Wie Fatoni selbst mit den steigenden Erwartungen an beruflichen und gleichzeitig privaten Erfolg umgeht? „Ich versuche mich davon freizumachen – was ich natürlich gar nicht schaffe“, gesteht er. Den Wachstumswunsch eines Künstlers empfindet er nur mehr dann, wenn er sich eine Band leisten soll. Auch seine Konzerthallen entsprechen bereits seiner Optimalgröße. Privat hingegen wünscht sich Fatoni weniger Rastlosigkeit, mehr Haus am See, spielende Kinder - er selbst ein gechillter Opa.

Versace, Versace, Versace

Dass er von dieser Rolle weit entfernt ist, zeigt der Szene-Diss „Clint Eastwood“, in dem er wie der Namenspate mit Schrotflinte von der Veranda auf die Jungen ballert. Natürlich nur augenzwinkernde Platzpatronen und als selbstironisierte Retro-Figur King of Queens, der Pakete an alte Rap-Kollegen wie Curse und die Antilopen Gang ausliefert. Doch wie verkraftet man als Kapitalismuskritiker, dass sich die Rap-Jugend von heute ihre Lebensmittel „Klamotten, Drogen und Shoppen“ wohl nur mehr über Amazon bestellt?

Dass irgendwann ein jeder den Punkt erreicht, an dem er früher alles besser fand, sei Teil des klassischen Generationenkonfliktes. Doch die meisten hätten vergessen, dass sie diesen schon mit ihren Eltern ausgefochten haben und würden nur ihre Jugend romantisieren. Den Zeitgeist zu hinterfragen sei aber gesund und normal, doch die Alternative sei noch kritischer – nämlich als zwanghaft Berufsjugendlicher den Kids nachzulaufen.

Doch steckt vielleicht auch HipHop in einer Midlife-Crisis? „Ich glaube nicht, denn der (oder die?) HipHop hat sich wie kein anderes Genre seit Jahrzehnten immer wieder erfolgreich neu erfunden“, zeigt sich Fatoni überzeugt. „Die Frage ist, ob man sich als Teil dieser Kultur mitentwickelt oder ob man in seiner Epoche bleibt, mit der man sozialisiert ist“. Oder ob man eben versucht, wie Fatoni den Spagat dazwischen zu machen – und besonnen darauf achtet, sich selbst nicht langweilig zu werden.

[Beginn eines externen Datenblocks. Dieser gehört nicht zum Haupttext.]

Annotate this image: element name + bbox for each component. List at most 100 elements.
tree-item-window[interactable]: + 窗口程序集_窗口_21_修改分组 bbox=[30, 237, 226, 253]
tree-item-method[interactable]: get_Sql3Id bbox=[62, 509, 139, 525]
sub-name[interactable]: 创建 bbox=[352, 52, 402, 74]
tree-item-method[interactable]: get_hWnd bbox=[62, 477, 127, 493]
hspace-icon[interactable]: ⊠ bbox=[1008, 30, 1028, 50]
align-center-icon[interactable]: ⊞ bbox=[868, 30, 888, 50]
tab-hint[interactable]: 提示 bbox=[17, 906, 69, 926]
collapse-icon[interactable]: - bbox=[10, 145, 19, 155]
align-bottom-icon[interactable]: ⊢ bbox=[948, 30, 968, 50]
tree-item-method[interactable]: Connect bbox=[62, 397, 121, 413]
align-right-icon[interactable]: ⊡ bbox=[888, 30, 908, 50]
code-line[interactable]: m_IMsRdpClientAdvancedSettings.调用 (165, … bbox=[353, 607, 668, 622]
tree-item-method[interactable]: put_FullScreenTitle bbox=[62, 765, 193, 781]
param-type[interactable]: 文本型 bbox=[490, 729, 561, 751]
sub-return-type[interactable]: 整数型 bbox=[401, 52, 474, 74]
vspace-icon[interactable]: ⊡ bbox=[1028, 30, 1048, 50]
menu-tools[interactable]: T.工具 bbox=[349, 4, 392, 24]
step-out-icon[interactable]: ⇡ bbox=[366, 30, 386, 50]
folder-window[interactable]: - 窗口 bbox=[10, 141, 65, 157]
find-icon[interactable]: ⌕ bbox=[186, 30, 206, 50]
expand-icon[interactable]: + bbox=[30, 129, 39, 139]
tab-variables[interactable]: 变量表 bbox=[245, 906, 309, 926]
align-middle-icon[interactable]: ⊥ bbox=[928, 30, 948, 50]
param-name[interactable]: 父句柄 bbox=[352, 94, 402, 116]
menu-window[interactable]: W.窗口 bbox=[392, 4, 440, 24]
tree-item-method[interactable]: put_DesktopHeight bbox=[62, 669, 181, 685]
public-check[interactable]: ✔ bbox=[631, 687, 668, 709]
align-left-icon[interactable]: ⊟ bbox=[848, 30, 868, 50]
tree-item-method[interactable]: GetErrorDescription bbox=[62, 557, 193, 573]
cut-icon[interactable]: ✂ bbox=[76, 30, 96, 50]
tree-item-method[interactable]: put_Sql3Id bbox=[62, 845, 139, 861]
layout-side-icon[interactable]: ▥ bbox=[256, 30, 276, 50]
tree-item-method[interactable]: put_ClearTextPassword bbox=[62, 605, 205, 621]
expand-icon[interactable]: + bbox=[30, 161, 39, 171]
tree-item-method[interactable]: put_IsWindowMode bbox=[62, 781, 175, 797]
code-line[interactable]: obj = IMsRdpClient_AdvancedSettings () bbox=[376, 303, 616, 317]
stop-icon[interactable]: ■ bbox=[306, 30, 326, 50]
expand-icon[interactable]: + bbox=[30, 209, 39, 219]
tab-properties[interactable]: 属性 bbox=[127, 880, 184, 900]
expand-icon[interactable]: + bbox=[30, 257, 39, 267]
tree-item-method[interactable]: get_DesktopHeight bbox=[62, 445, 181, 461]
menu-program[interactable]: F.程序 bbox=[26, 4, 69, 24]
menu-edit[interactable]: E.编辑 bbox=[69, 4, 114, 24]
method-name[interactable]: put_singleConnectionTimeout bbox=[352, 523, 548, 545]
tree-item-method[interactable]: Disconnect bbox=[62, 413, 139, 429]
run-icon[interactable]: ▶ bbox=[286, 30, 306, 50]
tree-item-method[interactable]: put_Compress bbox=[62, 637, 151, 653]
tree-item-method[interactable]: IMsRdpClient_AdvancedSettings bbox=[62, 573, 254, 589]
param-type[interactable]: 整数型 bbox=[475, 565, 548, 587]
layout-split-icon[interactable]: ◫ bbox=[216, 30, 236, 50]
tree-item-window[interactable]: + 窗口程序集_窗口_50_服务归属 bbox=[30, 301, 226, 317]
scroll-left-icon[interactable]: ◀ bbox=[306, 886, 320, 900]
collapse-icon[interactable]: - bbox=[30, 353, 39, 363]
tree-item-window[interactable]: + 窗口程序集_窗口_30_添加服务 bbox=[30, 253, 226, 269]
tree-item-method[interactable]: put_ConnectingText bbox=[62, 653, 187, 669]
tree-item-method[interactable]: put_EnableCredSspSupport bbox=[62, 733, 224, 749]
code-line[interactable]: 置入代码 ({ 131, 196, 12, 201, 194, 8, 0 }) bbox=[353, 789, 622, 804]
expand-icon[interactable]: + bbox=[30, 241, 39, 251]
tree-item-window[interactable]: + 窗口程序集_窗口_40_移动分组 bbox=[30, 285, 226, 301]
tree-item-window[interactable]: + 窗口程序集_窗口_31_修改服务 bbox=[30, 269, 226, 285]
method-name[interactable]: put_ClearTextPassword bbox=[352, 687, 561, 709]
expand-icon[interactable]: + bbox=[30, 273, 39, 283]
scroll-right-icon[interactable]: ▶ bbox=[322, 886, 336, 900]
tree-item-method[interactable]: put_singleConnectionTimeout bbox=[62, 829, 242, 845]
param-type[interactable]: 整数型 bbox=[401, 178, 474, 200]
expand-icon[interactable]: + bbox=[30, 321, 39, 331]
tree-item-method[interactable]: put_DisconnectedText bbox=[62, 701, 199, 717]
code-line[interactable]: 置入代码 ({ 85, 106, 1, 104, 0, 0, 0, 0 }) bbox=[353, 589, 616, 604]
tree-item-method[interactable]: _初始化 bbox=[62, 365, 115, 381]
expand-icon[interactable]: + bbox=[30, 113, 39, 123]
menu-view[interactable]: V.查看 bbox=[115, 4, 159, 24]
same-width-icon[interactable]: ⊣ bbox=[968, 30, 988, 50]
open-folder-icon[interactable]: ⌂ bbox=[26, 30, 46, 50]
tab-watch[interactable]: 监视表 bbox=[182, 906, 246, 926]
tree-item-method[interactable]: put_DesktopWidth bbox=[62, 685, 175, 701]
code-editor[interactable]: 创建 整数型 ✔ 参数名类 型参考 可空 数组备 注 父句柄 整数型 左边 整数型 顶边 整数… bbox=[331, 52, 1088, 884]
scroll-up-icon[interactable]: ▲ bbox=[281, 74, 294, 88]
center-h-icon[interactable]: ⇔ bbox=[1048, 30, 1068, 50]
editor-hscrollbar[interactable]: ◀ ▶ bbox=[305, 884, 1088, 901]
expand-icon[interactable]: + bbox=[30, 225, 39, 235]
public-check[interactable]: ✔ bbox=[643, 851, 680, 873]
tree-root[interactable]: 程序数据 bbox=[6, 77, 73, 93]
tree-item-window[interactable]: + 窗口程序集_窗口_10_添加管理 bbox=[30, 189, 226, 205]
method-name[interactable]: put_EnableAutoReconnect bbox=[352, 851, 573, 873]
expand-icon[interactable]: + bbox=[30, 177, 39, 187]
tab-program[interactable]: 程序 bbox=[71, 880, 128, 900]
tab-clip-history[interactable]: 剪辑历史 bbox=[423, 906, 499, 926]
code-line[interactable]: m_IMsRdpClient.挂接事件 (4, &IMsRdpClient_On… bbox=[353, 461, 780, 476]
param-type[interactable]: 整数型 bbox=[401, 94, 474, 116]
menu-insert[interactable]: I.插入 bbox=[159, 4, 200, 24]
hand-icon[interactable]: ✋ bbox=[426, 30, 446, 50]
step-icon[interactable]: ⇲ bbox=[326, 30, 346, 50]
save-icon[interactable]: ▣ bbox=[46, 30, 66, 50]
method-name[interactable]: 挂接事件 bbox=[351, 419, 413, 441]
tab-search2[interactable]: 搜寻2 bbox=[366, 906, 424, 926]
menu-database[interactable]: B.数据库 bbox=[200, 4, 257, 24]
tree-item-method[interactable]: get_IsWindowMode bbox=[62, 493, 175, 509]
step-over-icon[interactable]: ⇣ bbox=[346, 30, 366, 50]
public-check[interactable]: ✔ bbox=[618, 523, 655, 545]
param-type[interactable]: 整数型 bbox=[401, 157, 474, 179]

Und dieser Spagat gelingt ihm äußerst gelenkig – mit smarten Songwriting-Twists, unterhaltsamem Sarkasmus, eingängigen Refrains und den wuchtigen Trap-Boombap-Hybriden von Produzenten-Buddy Dexter. Die gute Nachricht: Wenn das der Beweis is’ für die Midlife-Crisis, dürfen wir uns auf sie freuen.